Une fille qui danse, Julian Barnes

                Un homme de soixante ans fait le bilan de sa vie. L’histoire pourrait en rester là mais c’est compter sans le talent de Julian Barnes. Tony, le narrateur, vit une existence tranquille. Il est divorcé, et entretient de bons rapports avec son ex-femme et sa fille. Les jours pourraient continuer à s’écouler ainsi, mais un événement vient le perturber et introduire remords et culpabilité dans sa routine.

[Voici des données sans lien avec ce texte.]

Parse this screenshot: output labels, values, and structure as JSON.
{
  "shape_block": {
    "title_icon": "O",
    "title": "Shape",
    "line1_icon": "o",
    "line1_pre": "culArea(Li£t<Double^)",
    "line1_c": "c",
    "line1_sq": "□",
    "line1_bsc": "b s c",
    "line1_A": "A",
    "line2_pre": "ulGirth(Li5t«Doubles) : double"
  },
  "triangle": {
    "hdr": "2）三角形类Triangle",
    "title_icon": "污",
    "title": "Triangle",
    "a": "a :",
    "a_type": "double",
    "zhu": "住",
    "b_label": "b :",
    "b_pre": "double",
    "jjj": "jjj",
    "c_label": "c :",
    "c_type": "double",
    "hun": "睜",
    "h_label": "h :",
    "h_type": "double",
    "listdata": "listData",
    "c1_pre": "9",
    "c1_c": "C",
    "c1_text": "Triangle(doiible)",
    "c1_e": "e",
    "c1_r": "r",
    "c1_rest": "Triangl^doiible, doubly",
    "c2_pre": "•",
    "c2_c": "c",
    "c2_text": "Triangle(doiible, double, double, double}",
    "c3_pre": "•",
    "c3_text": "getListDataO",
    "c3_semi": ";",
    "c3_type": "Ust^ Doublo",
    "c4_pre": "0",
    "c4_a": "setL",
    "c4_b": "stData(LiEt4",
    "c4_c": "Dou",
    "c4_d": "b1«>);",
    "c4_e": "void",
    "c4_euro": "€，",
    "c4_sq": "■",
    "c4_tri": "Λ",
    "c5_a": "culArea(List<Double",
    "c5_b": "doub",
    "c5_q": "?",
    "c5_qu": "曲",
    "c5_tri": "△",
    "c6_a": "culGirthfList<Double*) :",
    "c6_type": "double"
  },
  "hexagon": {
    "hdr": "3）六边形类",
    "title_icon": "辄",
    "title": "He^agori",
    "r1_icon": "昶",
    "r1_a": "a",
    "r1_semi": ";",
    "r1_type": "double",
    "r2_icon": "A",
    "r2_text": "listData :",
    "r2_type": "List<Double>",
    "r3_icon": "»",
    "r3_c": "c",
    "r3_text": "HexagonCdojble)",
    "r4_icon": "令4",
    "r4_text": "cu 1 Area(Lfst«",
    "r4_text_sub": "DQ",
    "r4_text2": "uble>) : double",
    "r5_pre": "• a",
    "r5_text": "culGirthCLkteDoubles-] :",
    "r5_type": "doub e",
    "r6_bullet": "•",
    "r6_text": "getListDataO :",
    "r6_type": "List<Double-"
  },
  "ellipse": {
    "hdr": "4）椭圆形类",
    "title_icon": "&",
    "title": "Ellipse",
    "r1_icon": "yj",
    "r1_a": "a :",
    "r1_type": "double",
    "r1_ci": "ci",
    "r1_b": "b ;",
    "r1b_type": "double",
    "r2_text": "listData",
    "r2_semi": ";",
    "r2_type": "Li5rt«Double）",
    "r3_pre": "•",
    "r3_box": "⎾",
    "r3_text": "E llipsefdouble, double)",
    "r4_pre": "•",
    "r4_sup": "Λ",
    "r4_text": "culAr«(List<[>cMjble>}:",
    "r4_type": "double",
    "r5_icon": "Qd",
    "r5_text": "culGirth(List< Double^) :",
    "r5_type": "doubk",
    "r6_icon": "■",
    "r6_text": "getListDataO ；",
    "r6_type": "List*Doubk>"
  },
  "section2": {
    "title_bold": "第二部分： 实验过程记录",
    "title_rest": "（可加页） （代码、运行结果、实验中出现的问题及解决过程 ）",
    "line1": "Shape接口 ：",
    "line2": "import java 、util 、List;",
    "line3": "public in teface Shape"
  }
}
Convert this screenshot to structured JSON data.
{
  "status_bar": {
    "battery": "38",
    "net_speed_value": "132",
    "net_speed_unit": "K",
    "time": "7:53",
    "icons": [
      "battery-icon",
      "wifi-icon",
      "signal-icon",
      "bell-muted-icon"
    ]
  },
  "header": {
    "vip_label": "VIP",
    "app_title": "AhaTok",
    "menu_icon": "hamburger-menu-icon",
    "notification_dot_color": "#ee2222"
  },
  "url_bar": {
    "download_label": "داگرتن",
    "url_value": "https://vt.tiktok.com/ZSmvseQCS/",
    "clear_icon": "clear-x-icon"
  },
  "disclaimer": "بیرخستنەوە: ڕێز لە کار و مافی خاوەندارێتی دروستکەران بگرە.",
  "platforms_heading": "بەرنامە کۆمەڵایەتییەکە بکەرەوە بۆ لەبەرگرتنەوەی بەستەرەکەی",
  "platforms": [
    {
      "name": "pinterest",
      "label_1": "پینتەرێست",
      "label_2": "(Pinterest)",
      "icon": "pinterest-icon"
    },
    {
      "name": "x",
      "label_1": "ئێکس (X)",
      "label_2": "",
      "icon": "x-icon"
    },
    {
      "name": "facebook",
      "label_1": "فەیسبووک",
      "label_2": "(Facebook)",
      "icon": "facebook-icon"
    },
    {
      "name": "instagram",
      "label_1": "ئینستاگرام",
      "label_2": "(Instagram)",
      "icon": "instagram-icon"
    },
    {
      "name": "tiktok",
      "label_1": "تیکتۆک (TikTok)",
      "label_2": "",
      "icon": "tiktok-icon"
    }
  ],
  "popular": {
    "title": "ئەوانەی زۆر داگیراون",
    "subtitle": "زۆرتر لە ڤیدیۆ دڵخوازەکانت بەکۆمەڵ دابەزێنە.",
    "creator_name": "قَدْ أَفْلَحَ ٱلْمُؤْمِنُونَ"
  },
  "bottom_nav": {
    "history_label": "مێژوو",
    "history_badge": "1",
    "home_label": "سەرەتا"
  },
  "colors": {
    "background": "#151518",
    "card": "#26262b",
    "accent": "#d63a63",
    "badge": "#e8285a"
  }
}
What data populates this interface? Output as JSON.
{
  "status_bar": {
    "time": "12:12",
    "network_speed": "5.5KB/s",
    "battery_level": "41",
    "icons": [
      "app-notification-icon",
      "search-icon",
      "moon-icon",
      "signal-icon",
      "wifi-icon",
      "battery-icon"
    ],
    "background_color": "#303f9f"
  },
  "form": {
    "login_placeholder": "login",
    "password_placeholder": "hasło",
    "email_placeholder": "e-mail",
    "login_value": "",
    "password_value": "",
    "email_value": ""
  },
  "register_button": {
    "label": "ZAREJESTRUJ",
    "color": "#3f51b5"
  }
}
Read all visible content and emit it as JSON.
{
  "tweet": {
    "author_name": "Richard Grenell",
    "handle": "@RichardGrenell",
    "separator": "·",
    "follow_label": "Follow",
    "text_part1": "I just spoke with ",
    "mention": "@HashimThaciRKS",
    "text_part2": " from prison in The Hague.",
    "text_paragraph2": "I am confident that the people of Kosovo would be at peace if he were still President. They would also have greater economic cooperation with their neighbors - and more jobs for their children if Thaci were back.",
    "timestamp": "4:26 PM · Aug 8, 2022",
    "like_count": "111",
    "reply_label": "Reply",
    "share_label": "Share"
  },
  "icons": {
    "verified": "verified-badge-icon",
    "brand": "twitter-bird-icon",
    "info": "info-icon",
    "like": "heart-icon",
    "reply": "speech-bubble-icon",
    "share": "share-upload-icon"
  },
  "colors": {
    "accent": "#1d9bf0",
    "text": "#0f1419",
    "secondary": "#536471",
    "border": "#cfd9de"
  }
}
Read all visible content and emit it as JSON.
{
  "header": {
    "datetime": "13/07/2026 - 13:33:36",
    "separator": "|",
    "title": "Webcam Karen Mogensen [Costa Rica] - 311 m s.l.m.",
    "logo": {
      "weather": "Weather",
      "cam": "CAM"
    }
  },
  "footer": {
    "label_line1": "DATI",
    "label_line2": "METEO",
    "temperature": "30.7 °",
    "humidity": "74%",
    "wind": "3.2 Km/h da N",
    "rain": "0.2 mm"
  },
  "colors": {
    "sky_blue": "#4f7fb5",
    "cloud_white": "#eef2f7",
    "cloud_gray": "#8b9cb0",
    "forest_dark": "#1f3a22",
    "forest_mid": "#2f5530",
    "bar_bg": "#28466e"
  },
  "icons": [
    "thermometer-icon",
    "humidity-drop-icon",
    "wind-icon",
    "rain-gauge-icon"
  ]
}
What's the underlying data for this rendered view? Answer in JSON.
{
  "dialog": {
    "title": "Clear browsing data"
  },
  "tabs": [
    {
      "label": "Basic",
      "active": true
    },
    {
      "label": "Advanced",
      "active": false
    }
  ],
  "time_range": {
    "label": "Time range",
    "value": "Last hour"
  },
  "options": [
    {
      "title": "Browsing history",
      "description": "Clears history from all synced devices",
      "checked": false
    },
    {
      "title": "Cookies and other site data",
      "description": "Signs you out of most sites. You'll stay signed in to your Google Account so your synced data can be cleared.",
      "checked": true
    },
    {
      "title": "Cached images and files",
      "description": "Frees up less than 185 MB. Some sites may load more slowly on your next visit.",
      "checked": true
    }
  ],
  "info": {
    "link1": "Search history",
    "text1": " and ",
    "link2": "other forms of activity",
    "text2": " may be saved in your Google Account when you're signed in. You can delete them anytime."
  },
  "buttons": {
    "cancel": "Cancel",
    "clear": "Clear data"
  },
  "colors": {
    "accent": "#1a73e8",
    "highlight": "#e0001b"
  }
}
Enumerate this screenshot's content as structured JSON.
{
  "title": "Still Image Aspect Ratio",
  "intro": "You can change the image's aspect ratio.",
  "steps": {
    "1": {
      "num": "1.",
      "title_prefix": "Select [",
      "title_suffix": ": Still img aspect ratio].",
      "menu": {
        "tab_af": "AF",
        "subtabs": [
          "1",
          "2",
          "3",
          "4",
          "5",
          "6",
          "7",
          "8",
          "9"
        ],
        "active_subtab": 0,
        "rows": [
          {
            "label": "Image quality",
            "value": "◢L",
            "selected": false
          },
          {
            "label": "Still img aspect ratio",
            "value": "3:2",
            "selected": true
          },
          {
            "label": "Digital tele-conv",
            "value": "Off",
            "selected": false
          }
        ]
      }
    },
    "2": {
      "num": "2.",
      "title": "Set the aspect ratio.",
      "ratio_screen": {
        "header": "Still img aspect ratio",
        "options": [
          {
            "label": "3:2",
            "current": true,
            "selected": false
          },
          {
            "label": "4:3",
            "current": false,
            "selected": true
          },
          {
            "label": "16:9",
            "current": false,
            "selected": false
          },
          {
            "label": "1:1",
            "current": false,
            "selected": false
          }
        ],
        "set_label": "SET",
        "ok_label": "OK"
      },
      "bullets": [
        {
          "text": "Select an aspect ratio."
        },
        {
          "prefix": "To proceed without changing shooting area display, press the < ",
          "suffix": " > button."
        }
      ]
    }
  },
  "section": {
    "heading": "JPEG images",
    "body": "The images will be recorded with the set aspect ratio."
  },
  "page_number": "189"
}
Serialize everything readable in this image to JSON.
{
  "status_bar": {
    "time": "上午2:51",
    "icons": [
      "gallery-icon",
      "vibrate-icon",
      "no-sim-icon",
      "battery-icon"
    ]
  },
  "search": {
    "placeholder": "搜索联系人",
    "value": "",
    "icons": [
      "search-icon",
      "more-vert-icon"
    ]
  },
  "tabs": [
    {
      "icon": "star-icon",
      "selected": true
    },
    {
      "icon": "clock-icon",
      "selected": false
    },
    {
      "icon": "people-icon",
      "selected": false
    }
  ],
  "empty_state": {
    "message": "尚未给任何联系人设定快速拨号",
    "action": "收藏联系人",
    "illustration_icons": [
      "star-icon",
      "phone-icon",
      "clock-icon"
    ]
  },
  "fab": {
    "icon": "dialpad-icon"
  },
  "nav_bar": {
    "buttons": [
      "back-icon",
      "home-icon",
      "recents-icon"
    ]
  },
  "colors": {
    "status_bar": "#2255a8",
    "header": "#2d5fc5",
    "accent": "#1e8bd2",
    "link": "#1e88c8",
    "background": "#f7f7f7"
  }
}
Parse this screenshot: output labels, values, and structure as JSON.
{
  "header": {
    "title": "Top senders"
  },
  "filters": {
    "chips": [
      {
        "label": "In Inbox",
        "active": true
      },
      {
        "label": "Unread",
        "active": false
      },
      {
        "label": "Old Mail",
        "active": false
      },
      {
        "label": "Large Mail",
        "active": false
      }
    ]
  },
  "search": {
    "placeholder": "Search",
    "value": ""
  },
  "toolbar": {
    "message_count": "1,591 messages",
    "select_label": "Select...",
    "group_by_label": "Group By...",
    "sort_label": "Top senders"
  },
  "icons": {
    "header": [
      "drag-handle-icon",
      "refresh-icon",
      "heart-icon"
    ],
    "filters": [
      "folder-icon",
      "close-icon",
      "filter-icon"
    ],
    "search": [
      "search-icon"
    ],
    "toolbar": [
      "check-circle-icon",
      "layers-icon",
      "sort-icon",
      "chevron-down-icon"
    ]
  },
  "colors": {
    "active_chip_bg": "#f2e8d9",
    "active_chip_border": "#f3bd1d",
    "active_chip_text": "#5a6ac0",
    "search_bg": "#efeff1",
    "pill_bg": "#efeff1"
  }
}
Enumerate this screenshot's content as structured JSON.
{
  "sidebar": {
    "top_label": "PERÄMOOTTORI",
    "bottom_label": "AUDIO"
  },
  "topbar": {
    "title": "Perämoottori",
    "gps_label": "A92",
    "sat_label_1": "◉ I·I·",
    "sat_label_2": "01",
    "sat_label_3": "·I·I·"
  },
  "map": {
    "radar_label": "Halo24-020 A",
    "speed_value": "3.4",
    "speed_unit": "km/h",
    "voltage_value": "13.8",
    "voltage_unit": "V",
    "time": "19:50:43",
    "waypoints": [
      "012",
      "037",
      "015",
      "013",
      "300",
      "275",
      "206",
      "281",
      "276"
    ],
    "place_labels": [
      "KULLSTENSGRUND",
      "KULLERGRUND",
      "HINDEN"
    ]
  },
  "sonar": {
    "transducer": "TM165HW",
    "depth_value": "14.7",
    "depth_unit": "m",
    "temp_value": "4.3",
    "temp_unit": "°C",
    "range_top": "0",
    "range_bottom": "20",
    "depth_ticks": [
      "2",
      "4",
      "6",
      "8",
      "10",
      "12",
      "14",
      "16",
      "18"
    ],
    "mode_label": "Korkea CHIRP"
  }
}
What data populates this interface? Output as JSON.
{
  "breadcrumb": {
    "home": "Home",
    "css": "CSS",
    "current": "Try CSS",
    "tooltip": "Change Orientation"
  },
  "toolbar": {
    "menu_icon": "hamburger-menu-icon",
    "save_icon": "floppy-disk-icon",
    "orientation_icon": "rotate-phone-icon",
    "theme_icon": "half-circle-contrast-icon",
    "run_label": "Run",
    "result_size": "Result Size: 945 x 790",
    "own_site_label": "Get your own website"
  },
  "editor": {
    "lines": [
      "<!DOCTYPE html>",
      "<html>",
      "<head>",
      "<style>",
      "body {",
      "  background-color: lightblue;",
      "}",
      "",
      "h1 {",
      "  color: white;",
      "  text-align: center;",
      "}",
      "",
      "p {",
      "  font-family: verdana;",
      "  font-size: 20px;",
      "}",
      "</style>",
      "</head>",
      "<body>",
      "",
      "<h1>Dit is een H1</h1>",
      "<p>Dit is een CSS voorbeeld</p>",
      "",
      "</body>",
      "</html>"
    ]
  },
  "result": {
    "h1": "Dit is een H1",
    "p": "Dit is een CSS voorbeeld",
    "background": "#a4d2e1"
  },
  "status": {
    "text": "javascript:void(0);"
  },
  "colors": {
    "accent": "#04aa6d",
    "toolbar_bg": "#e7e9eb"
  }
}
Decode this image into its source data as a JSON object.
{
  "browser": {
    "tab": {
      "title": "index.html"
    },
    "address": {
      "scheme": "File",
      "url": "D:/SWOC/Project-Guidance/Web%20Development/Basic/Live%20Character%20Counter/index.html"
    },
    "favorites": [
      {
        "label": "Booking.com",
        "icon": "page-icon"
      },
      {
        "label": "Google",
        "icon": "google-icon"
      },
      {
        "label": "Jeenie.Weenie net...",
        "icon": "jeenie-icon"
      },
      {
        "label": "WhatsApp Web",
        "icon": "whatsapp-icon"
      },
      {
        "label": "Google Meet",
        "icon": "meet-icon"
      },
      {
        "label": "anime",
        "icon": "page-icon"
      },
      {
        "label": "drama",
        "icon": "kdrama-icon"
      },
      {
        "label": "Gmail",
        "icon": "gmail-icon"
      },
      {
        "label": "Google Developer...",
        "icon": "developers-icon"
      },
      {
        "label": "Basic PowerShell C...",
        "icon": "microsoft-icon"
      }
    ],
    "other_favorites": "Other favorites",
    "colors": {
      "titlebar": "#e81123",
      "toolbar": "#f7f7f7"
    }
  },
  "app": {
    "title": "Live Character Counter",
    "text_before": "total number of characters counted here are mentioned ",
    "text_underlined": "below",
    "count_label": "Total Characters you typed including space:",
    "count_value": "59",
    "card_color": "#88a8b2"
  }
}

                Il revoit sa jeunesse. Avec deux autres jeunes gens, ils forment un groupe sur lequel vient se greffer Adrian, un adolescent arrogant et intelligent qui bouscule l’équilibre de la bande et qui est admiré de tous. Adrian a du succès évidemment auprès des filles et il se marie d’ailleurs avec Veronica, qui fut pendant longtemps le flirt de Tony. Puis, la vie sépare les quatre amis jusqu’au suicide d’Adrian qui les réunit à nouveau pour un moment seulement. Quarante ans plus tard, nouveau coup de théâtre : la mère de Veronica meurt et lègue bizarrement à Tony le journal intime d’Adrian. Quelques mots et une phrase interrompue l’interrogent sur le sens de sa vie. Adrian écrit : « Ainsi, par exemple, si Tony… » Si Tony quoi ? Le narrateur se sent accusé d’avoir succombé à la facilité. Il fait son examen de conscience et il complète les points de suspension à sa façon : « Oui, en effet, si Tony avait vu plus clairement, agi plus résolument, adhéré à des valeurs morales plus authentiques, ou opté moins facilement pour une placidité passive qu’il avait d’abord appelée bonheur et, plus tard, contentement ; si Tony avait été moins timoré, n’avait pas compté sur l’approbation des autres pour sa propre estime de soi… » Remise en question du retraité qui avoue ses erreurs de jeunesse, regrette les mots cruels lâchés dans un moment de colère et qui dépassent la pensée. Tony cherche à revoir Veronica pour résoudre l’énigme de ce passage du journal d’Adrian. Il entrevoit même une nouvelle aventure amoureuse avec son ex-petite-amie. Mais cette idée se révèle être une « sénile chimère ». Il se sent coupable des malheurs de Veronica qu’il découvre au fil des leurs rencontres. Veronica se montre étrange et agressive. Que cache ce comportement ? Et si cette phrase évasive d’Adrian voulait dire autre chose ?

              C’est un roman troublant que nous offre Julian Barnes. Il se présente sous la forme d’une enquête menée par le narrateur qui nous entraîne dans ses réflexions métaphysiques. Il nous interroge sur le sens d’une existence. Est-elle faite de simples additions, d’accumulations d’événements ou d’un accroissement qui grandit l’être humain ? Un retour en arrière est-il possible et peut-on effacer les maladresses du passé ? Peut-on se fier à la mémoire qui se révèle souvent défaillante ? Avec beaucoup de virtuosité, l’auteur nous conduit jusqu’à une vérité qui bouleverse.